Het gaat daarbij om de situaties dat (art. 3 lid 4 Pw):
zij die met elkaar gehuwd zijn geweest of in de periode van twee jaar voorafgaande aan de aanvraag van bijstand voor de verlening van bijstand als gehuwden zijn aangemerkt. In afwijking van de wettekst geldt de periode van twee jaar ook voor personen die met elkaar gehuwd zijn geweest. Zie hiervoor uitspraak CRvB 29 november 2005, ECLI:NL:CRVB:2005:AU7657;
uit de relatie een kind is geboren of erkenning heeft plaatsgevonden van een kind van de één door de ander. De Hoge Raad heeft bepaald dat dit ongeacht de leeftijd van het kind geldt (HR 25 september 2009, ECLI:NL:HR:2009:BH2580);
zij die zich wederzijds verplicht hebben tot een bijdrage aan de huishouding krachtens een geldend samenlevingscontract; of
zij die op grond van een registratie worden aangemerkt als een gezamenlijke huishouding.
In het Besluit aanwijzing registraties gezamenlijke huishouding wordt aangegeven om welke registraties het gaat. Het betreft hier een limitatieve opsomming. Dit betekent dat registraties bij andere instellingen dan genoemd in dit besluit niet leiden tot een onweerlegbaar rechtsvermoeden.

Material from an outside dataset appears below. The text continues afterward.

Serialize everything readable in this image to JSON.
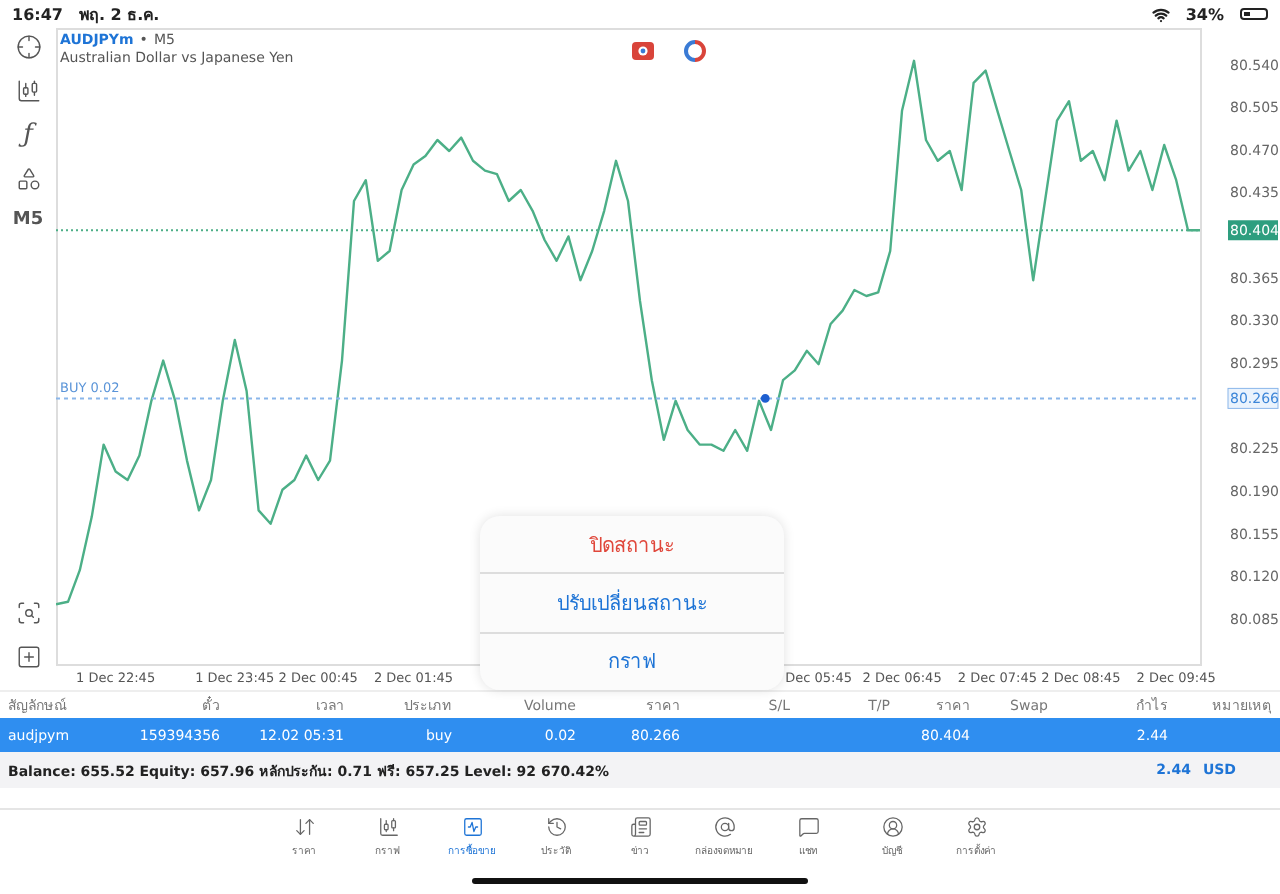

In die situaties dient voor de vaststelling van de gezamenlijke huishouding alsnog onderzoek te worden gedaan naar de financiële verstrengeling en/of de verzorging anderszins.
In art. 3 lid 1 van het bedoelde Besluit worden de volgende registraties vermeld:
Als registraties als bedoeld in artikel 2, worden aangewezen de registratie als:
duurzame gezamenlijke huishouding op grond van:
de Wet langdurige zorg,
de Wet inkomstenbelasting 2001,
de Wet op de loonbelasting 1964,
de Wet op de studiefinanciering,
4a.de Wet studiefinanciering 2000,
de Wet uitkeringen burger-oorlogsslachtoffers 1940-1945,
de Wet uitkeringen vervolgingsslachtoffers 1940-1945;
gezamenlijke huishouding op grond van:
de Participatiewet,
de ANW,
de AOW,
de IOAW,
de IOAZ,
de TW,
de Wajong,
de WAO,
de WAZ,
de Wet WIA,
de Wmo 2015,
de ZW,
de IOW;
duurzame gemeenschappelijke huishouding op grond van onderafdeling 3 van afdeling van titel 4 van Boek 7 van het Burgerlijk Wetboek;
gemeenschappelijke huishouding op grond van:
de Successiewet 1956;
een verblijfsrecht ingevolge de Vreemdelingenwet 2000 voor verblijf bij partner;
duurzame relatie op grond van de Rijkswet op het Nederlanderschap.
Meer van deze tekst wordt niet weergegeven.